President Hinckley then related an experience from his mission in England when a young man came to his door.

"He was soaking wet," remembered President Hinckley.

" `When I joined the Church,' said the young man, `my father asked me to leave, the athletic club where I belonged dropped me, the girl I wanted to marry told me that she could not marry me because I was a Mormon.' He also had no work.

"I asked him why do you not leave the Church so you can go back to your father, to your work and to the others?

"He cried, and said, `I could not do that. I know it is true regardless what happens to me. I cannot leave it.'

"I watched him as he walked away. There was, in him, the strength of the Church, not in the buildings, not in the facilities, but in the hearts of members. The same is true for you. You carry the truth. There is no alternative but to go forward.

"I feel blessed to be here in Geneva which harbored the reformers, gave asylum to those who spoke with a different voice, who spoke with the truth as they found it.

"I believe that the Reformation was inspired by God to lay the foundation for another time when an angel would come to preach the gospel. I salute the men of the Reformation such as Luther. They knew loneliness, but they stood up. Some gave their lives.

"Joseph Smith knew loneliness, even at 14 years of age. He was reviled and persecuted. We can see his loneliness when he said: `Why persecute me for telling the truth.'

"Brothers and sisters," he said in conclusion, "I remind you that when you have embraced the gospel, you need to stand even if it means loneliness for you.

"The world may scowl at you, friends may ridicule you, but your testimony must thrive in your life. Walk boldly, quietly, but with confidence and assurance in your life."

Accompanying President Hinckley on the tour was his wife, Marjorie, who spoke during the member meeting of her happiness and her testimony.

In his remarks in Paris, President Hinckley said the most beautiful thing in all of this great nation is those who have in their hearts a conviction that this work is true. "Each of you has the opportunity and the responsibility of gaining that conviction."

"How?" he asked, and then mentioned three ways: serving in the Church, reading His sacred word and simply living the gospel.

Continuing, he said: "I am grateful for the marvelous blessings of the Lord, and that I can stand before you this night my beloved brethren and sisters, and lift my voice in testimony of the truth of this work. . . . When all is said and done, the most important thing I can do, I believe, is to speak out without equivocation and say that I know that God, our Eternal Father, lives.

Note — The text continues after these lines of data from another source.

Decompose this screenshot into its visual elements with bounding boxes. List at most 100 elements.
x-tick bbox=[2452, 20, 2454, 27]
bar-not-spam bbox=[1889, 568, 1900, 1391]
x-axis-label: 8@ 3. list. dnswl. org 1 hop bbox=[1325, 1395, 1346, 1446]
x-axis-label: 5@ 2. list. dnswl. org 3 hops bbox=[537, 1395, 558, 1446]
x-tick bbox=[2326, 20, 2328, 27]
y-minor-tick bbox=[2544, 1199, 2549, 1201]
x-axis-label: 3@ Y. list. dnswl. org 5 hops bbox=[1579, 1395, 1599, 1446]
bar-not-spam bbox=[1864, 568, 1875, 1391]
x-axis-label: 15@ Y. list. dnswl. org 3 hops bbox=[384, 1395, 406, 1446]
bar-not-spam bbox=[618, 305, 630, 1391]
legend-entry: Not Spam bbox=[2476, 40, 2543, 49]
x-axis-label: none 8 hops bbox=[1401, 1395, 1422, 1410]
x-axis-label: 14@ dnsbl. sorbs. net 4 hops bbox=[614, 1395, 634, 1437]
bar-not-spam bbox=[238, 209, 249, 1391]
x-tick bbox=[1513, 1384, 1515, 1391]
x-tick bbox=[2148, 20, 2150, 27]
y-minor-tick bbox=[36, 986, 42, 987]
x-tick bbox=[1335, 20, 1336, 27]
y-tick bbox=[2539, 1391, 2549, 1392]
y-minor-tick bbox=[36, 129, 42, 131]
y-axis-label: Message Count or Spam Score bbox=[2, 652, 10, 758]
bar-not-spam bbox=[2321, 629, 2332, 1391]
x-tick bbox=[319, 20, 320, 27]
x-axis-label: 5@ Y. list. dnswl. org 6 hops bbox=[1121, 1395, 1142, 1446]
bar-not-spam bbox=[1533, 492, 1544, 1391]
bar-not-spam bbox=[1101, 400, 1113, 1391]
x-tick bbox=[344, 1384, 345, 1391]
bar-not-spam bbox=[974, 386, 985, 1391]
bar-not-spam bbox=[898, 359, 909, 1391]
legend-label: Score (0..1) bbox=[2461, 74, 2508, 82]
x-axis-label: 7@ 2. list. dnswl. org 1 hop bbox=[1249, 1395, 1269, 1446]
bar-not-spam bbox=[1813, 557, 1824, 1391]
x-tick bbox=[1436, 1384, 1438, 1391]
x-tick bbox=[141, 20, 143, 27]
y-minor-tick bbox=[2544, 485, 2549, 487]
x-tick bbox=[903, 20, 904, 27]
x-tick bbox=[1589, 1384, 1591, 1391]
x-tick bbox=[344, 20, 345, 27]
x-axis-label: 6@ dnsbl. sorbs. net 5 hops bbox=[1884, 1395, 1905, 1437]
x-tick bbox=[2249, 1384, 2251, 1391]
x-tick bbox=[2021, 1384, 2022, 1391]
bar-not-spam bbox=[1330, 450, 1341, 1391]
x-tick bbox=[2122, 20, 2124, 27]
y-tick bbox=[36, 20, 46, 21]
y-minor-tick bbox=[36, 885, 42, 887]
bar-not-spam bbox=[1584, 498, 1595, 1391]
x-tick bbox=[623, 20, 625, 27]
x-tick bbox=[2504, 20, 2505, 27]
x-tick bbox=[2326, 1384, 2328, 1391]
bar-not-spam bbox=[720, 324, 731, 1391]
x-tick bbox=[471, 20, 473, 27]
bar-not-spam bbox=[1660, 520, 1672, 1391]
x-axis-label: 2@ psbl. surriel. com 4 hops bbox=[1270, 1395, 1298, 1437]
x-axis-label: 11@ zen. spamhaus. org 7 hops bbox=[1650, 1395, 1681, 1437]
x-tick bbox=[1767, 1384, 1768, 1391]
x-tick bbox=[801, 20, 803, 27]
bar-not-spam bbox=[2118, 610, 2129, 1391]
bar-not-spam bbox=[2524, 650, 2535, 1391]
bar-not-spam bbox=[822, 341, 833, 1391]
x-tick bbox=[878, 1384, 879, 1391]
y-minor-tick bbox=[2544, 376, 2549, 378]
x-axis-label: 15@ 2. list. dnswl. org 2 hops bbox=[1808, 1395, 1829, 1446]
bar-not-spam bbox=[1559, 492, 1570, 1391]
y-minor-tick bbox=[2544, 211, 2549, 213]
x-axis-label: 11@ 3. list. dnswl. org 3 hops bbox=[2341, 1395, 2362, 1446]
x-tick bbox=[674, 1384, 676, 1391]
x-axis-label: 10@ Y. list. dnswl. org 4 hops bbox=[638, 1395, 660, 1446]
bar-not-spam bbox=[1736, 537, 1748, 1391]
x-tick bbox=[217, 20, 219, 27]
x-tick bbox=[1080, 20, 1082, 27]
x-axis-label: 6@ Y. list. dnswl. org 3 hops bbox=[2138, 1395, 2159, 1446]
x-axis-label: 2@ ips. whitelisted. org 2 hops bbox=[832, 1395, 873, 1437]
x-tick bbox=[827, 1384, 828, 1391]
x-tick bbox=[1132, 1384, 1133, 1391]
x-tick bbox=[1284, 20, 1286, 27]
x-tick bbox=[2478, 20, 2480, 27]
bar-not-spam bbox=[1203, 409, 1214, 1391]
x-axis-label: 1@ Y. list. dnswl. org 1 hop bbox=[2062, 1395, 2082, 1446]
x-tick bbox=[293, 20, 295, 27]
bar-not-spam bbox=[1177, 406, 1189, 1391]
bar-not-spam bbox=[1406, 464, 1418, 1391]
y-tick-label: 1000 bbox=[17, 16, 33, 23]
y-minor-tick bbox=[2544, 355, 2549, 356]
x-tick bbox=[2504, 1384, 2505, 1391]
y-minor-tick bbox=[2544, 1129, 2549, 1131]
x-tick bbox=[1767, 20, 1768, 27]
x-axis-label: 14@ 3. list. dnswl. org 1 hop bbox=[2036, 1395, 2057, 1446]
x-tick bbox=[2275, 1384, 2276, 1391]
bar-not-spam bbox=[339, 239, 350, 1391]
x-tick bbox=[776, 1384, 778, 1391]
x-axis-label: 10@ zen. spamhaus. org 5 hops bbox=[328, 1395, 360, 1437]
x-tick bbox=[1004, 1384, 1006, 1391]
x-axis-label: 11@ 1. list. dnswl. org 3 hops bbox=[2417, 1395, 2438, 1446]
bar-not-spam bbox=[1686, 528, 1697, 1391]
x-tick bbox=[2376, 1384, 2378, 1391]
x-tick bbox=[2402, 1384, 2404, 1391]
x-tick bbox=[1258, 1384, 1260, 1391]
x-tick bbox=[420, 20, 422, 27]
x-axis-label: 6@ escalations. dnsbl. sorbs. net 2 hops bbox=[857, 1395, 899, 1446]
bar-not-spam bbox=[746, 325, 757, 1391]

He is the great Almighty."

In bearing testimony of Jesus Christ, President Hinckley spoke of those outside the Church who say Latter-day Saints "do not believe in the traditional Christ. No, I don't. The traditional Christ of whom they speak is not the Christ of whom I speak. For the Christ of whom I speak has been revealed in this the Dispensation of the Fulness of Times. He, together with His Father, appeared to the boy Joseph Smith in the year 1820, and when Joseph left the grove that day, he knew more of the nature of God than all the learned ministers of the gospel of the ages.

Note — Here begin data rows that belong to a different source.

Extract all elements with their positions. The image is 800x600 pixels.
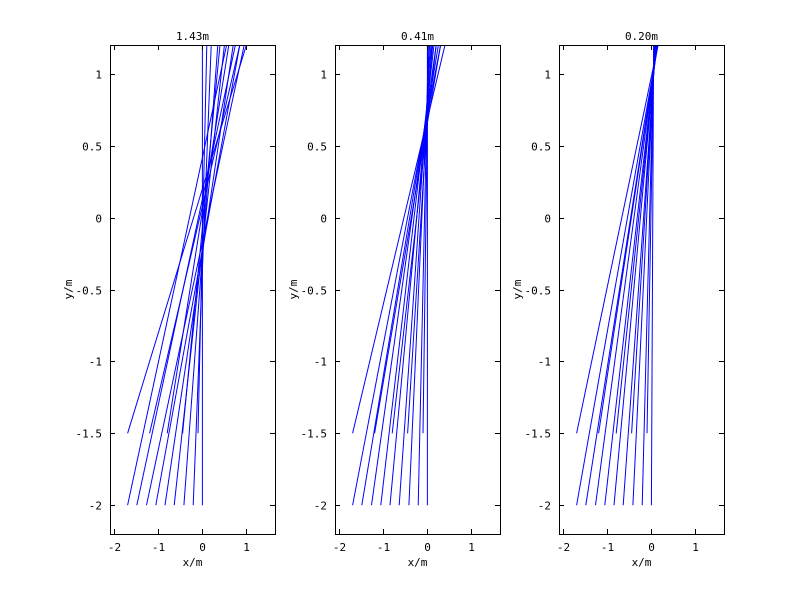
x-tick-label: -1: [601, 541, 614, 554]
x-tick-label: -2: [333, 541, 346, 554]
y-tick-label: 0.5: [531, 141, 551, 154]
subplot-1: -2 -1 0 1 -2 -1.5 -1 -0.5 0 0.5 1 1.43m x/m y/m: [62, 30, 276, 569]
x-tick-label: 1: [468, 541, 475, 554]
x-tick-label: 1: [243, 541, 250, 554]
x-tick-label: -2: [557, 541, 570, 554]
ray-line: [183, 45, 219, 506]
x-tick-label: -1: [377, 541, 390, 554]
ray-line: [127, 45, 228, 506]
y-tick-label: 1: [544, 69, 551, 82]
y-tick-label: -1: [538, 356, 551, 369]
x-axis-label: x/m: [183, 556, 203, 569]
y-tick-label: -2: [89, 500, 102, 513]
ray-line: [631, 45, 656, 434]
y-tick-label: -0.5: [301, 285, 328, 298]
ray-series-group: [127, 45, 247, 506]
ray-line: [576, 45, 659, 434]
ray-line: [422, 45, 429, 434]
y-tick-label: -2: [314, 500, 327, 513]
ray-line: [149, 45, 241, 434]
subplot-title: 1.43m: [176, 30, 209, 43]
subplot-title: 0.20m: [625, 30, 658, 43]
ray-series-group: [352, 45, 446, 506]
ray-line: [398, 45, 432, 506]
subplot-2: -2 -1 0 1 -2 -1.5 -1 -0.5 0 0.5 1 0.41m x/m y/m: [287, 30, 501, 569]
ray-line: [598, 45, 659, 434]
y-tick-label: -1: [89, 356, 102, 369]
y-axis-label: y/m: [511, 279, 524, 299]
x-tick-label: -1: [152, 541, 165, 554]
y-tick-label: -1: [314, 356, 327, 369]
x-axis-label: x/m: [632, 556, 652, 569]
y-tick-label: 0.5: [307, 141, 327, 154]
ray-line: [391, 45, 437, 434]
y-tick-label: -1.5: [301, 428, 328, 441]
ray-line: [182, 45, 221, 434]
y-tick-label: 1: [95, 69, 102, 82]
y-axis-label: y/m: [287, 279, 300, 299]
x-axis-label: x/m: [408, 556, 428, 569]
ray-line: [146, 45, 245, 506]
ray-line: [641, 45, 655, 506]
x-tick-label: 1: [692, 541, 699, 554]
y-tick-label: -0.5: [76, 285, 103, 298]
y-tick-label: 0: [95, 213, 102, 226]
ray-series-group: [576, 45, 659, 506]
ray-line: [650, 45, 655, 506]
ray-line: [576, 45, 659, 506]
x-tick-label: -2: [108, 541, 121, 554]
ray-line: [646, 45, 655, 434]
subplot-3: -2 -1 0 1 -2 -1.5 -1 -0.5 0 0.5 1 0.20m x/m y/m: [511, 30, 725, 569]
ray-line: [604, 45, 658, 506]
x-tick-label: 0: [648, 541, 655, 554]
ray-line: [166, 45, 230, 434]
x-tick-label: 0: [199, 541, 206, 554]
y-tick-label: 1: [320, 69, 327, 82]
x-tick-label: 0: [424, 541, 431, 554]
subplot-title: 0.41m: [401, 30, 434, 43]
ray-line: [374, 45, 442, 434]
y-tick-label: -2: [538, 500, 551, 513]
ray-line: [615, 45, 658, 434]
y-tick-label: 0: [320, 213, 327, 226]
y-tick-label: 0.5: [82, 141, 102, 154]
y-tick-label: -0.5: [525, 285, 552, 298]
y-tick-label: 0: [544, 213, 551, 226]
ray-line: [173, 45, 225, 506]
y-tick-label: -1.5: [525, 428, 552, 441]
axes-frame: [110, 45, 276, 535]
y-tick-label: -1.5: [76, 428, 103, 441]
ray-line: [197, 45, 208, 434]
y-axis-label: y/m: [62, 279, 75, 299]
ray-line: [595, 45, 658, 506]
ray-line: [127, 45, 247, 434]
ray-line: [632, 45, 656, 506]
axes-frame: [335, 45, 501, 535]
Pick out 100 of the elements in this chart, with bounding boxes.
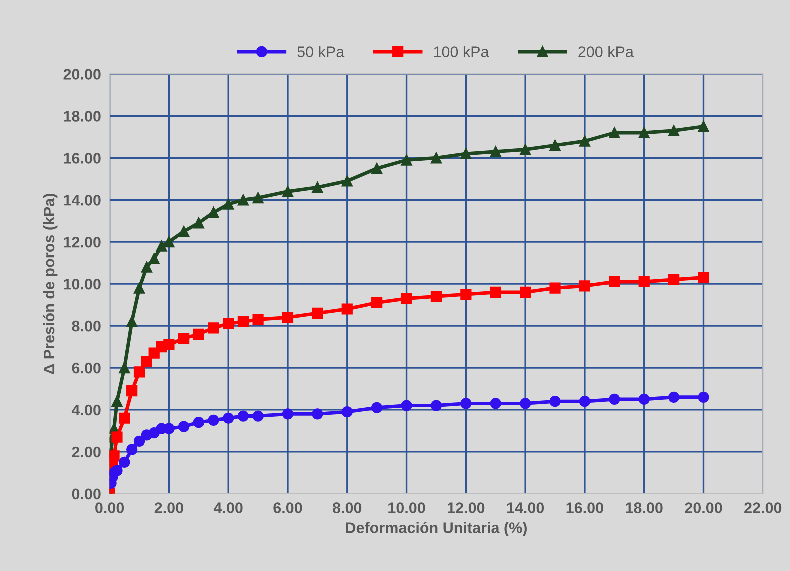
point [668, 125, 680, 136]
point [401, 293, 412, 304]
point [178, 226, 190, 238]
y-axis-title: Δ Presión de poros (kPa) [43, 194, 58, 374]
point [134, 366, 146, 378]
x-tick-label: 2.00 [154, 502, 184, 514]
point [223, 318, 234, 330]
point [372, 297, 383, 309]
point [579, 280, 591, 292]
point [372, 402, 383, 414]
point [134, 282, 146, 294]
point [609, 127, 620, 139]
point [430, 152, 442, 164]
point [164, 339, 175, 350]
point [126, 444, 138, 456]
point [520, 398, 532, 410]
point [112, 432, 123, 443]
point [668, 392, 680, 403]
point [312, 308, 324, 320]
point [550, 282, 561, 294]
x-tick-label: 20.00 [685, 502, 722, 514]
x-tick-label: 12.00 [448, 502, 485, 514]
x-tick-label: 0.00 [96, 502, 124, 514]
point [112, 465, 123, 476]
point [312, 408, 324, 420]
y-tick-label: 10.00 [64, 278, 101, 290]
point [134, 436, 146, 448]
x-tick-label: 6.00 [274, 502, 302, 514]
legend-label: 100 kPa [434, 46, 490, 58]
x-tick-label: 4.00 [214, 502, 243, 514]
y-tick-label: 20.00 [64, 69, 101, 80]
point [119, 456, 130, 468]
point [372, 163, 383, 174]
point [282, 408, 294, 420]
legend-label: 50 kPa [298, 46, 345, 58]
point [698, 392, 710, 403]
y-tick-label: 6.00 [72, 362, 101, 374]
x-tick-label: 10.00 [388, 502, 426, 514]
point [550, 140, 561, 152]
point [430, 291, 442, 302]
point [148, 253, 160, 264]
point [401, 400, 412, 412]
point [342, 304, 353, 315]
point [668, 274, 680, 286]
legend-label: 200 kPa [578, 46, 634, 58]
point [119, 362, 130, 374]
point [238, 194, 249, 206]
point [178, 421, 190, 432]
point [141, 356, 152, 368]
point [141, 262, 152, 273]
point [638, 276, 650, 288]
point [252, 192, 264, 204]
point [223, 412, 234, 424]
point [490, 398, 502, 410]
point [126, 316, 138, 328]
x-tick-label: 18.00 [626, 502, 663, 514]
x-axis-title: Deformación Unitaria (%) [346, 522, 527, 536]
point [490, 146, 502, 158]
point [252, 410, 264, 422]
point [609, 394, 620, 406]
point [460, 148, 472, 160]
point [460, 289, 472, 300]
point [208, 207, 220, 218]
point [223, 198, 234, 210]
point [164, 236, 175, 248]
x-tick-label: 14.00 [507, 502, 544, 514]
point [252, 314, 264, 326]
point [609, 276, 620, 288]
point [193, 218, 204, 229]
point [550, 396, 561, 408]
y-tick-label: 12.00 [64, 236, 101, 248]
point [312, 182, 324, 194]
point [520, 144, 532, 156]
point [520, 286, 532, 298]
y-tick-label: 16.00 [64, 153, 101, 164]
y-tick-label: 4.00 [72, 404, 101, 416]
point [126, 386, 138, 397]
point [282, 312, 294, 324]
point [238, 410, 249, 422]
point [282, 186, 294, 198]
y-tick-label: 18.00 [64, 111, 101, 122]
point [490, 286, 502, 298]
y-tick-label: 0.00 [72, 488, 101, 500]
point [110, 450, 120, 462]
point [178, 333, 190, 344]
point [638, 127, 650, 139]
point [342, 176, 353, 187]
point [342, 406, 353, 418]
point [579, 396, 591, 408]
point [238, 316, 249, 328]
point [119, 412, 130, 424]
point [401, 154, 412, 166]
y-tick-label: 8.00 [72, 320, 101, 332]
y-tick-label: 14.00 [64, 195, 101, 206]
point [460, 398, 472, 410]
point [208, 414, 220, 426]
point [698, 272, 710, 284]
point [638, 394, 650, 406]
point [193, 417, 204, 428]
x-tick-label: 22.00 [744, 502, 782, 514]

"Am I Christian? Of course I am. I believe in Christ. I talk of Christ. I pray through Christ. I'm trying to follow Him and live His gospel in my life."

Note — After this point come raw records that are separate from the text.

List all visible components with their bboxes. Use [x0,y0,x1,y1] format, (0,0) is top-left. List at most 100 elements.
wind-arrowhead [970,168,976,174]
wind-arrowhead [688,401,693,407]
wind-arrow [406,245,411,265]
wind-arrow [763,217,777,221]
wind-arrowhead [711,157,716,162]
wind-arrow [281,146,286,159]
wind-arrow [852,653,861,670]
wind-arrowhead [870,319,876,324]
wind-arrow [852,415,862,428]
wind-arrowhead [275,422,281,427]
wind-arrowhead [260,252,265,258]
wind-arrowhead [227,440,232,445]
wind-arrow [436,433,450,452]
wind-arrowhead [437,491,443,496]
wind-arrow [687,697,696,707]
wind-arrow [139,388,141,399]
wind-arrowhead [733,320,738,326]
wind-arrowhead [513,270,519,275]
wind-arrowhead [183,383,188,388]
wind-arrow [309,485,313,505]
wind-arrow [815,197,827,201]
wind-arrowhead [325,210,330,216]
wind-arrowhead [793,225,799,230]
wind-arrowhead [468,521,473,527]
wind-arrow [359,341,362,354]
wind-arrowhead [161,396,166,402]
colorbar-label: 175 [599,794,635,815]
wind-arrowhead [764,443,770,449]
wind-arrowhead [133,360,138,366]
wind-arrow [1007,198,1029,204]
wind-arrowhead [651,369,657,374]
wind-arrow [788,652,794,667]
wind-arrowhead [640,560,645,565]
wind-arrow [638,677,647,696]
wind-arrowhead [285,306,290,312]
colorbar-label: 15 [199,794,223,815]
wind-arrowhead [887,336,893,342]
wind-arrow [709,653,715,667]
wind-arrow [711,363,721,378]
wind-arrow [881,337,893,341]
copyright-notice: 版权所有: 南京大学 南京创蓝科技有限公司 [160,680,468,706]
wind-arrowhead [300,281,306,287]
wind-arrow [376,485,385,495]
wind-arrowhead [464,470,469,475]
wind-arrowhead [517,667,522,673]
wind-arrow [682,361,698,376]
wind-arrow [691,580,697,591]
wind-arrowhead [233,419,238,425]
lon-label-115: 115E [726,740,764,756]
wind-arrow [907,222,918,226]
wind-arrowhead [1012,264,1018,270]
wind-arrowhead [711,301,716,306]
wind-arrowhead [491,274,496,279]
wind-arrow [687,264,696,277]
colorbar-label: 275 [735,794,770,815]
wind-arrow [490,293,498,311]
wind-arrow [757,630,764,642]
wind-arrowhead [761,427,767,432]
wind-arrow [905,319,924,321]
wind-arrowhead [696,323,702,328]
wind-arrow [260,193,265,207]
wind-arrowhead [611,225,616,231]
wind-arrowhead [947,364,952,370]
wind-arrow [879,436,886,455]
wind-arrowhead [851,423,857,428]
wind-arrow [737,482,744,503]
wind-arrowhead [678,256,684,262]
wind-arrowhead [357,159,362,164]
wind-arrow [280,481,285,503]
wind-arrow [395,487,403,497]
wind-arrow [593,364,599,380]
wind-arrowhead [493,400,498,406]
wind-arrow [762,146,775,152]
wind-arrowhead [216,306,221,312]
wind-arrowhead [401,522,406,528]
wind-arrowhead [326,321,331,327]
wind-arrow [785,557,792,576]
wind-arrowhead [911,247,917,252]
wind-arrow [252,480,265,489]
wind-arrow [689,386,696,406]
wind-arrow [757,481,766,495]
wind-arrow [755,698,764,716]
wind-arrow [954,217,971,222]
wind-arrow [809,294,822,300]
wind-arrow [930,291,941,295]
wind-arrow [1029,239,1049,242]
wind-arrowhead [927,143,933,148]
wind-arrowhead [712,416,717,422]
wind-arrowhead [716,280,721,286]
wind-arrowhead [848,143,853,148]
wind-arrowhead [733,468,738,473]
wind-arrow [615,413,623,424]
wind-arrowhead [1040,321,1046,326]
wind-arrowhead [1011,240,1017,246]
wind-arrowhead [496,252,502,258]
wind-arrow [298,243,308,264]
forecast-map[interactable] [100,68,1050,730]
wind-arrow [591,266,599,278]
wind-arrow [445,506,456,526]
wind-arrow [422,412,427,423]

Following President Hinckley's visit to Paris, Elder Alain A. Petion, an Area Authority Seventy, described the sense of unity and love that prevailed following the member meeting.

"Looking over the congregation from the stand as everyone was waving farewell to President and Sister Hinckley," he said, "there was a moment when all the waving hands swayed from side to side in harmony, as if everyone were in one accord.

"Sister Hinckley mentioned in her talk how being in the meeting seemed to lift her off the ground," he continued. "After the meeting, members came up to me and said that the experience was so edifying, it seemed that they, too, were lifted off the ground."